Outgoing Democratic National Committee chief Debbie Wasserman Schultz will take the stage to open her party's convention Monday night, and it could be a volatile moment if her morning reception in front of Florida delegates is any guide. Hecklers repeatedly booed and interrupted her speech, angry over the release of emails suggesting that the DNC tried to torpedo the Bernie Sanders campaign, reports the Hill. Wasserman Schultz has announced she'll quit at the end of the convention, but she made clear Monday that she intends to play a role in the campaign. "You will see me every day between now and Nov. 8 on the campaign trail, and we will lock arms and we will not stand down," she said. Some related coverage:
- "Interviews with a variety of pro- and anti-Wasserman Schultz Democrats—and there are plenty of both—suggest that the Florida House member's problems were both personal and structural, and that she retains a relatively bright future even if this chapter of her political life left much to be desired." From the Washington Post.

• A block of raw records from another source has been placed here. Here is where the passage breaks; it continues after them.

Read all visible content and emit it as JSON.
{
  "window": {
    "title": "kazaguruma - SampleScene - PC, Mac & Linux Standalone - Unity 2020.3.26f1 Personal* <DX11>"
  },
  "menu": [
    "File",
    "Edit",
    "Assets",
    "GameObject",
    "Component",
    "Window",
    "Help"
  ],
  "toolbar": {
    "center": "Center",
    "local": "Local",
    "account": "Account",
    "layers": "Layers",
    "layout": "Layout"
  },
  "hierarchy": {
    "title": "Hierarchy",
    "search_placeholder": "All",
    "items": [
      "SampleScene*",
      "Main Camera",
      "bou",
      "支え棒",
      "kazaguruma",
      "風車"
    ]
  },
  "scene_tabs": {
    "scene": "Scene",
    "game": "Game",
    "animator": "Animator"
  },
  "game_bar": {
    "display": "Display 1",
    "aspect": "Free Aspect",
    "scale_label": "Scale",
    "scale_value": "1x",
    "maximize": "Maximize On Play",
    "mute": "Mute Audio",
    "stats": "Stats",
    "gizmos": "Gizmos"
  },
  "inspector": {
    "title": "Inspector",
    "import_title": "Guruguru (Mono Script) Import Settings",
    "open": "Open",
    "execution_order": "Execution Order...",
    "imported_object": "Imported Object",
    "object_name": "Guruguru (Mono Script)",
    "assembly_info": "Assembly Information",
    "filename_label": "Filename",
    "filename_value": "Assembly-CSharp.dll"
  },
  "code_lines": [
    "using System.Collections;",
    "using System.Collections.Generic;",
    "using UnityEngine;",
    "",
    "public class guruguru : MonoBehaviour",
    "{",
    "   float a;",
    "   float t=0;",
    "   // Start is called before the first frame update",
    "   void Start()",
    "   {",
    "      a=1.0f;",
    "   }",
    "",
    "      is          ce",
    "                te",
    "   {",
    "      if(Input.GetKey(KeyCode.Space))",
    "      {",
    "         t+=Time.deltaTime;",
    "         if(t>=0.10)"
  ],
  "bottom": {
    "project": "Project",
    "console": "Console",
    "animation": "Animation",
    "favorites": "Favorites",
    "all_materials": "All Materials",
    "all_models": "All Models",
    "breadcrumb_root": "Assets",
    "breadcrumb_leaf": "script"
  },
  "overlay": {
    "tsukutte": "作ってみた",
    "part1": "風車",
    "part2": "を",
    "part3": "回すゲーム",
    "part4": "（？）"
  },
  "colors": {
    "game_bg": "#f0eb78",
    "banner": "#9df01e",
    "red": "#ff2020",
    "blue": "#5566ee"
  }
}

- The idea of ousting Wasserman Schultz had been broached last fall, but President Obama didn't want the headache. So reports Politico in a story detailing her strained ties with the White House and Democratic establishment.
- A post at the Nation makes the case that she was too divisive to remain in the job, even if the email leak hadn't happened.
- Were the Russians behind the email hack as part of a plot to help Donald Trump? The New York Times looks into the intrigue—and the difficulty of proving anything.
- Who's next? Politico's Playbook blog lists the top contenders to take over the DNC post, with Stephanie Schriock, president of EMILY's List, at the top.
- Vox has an explainer on the original posting of 20,000 DNC emails by WikiLeaks.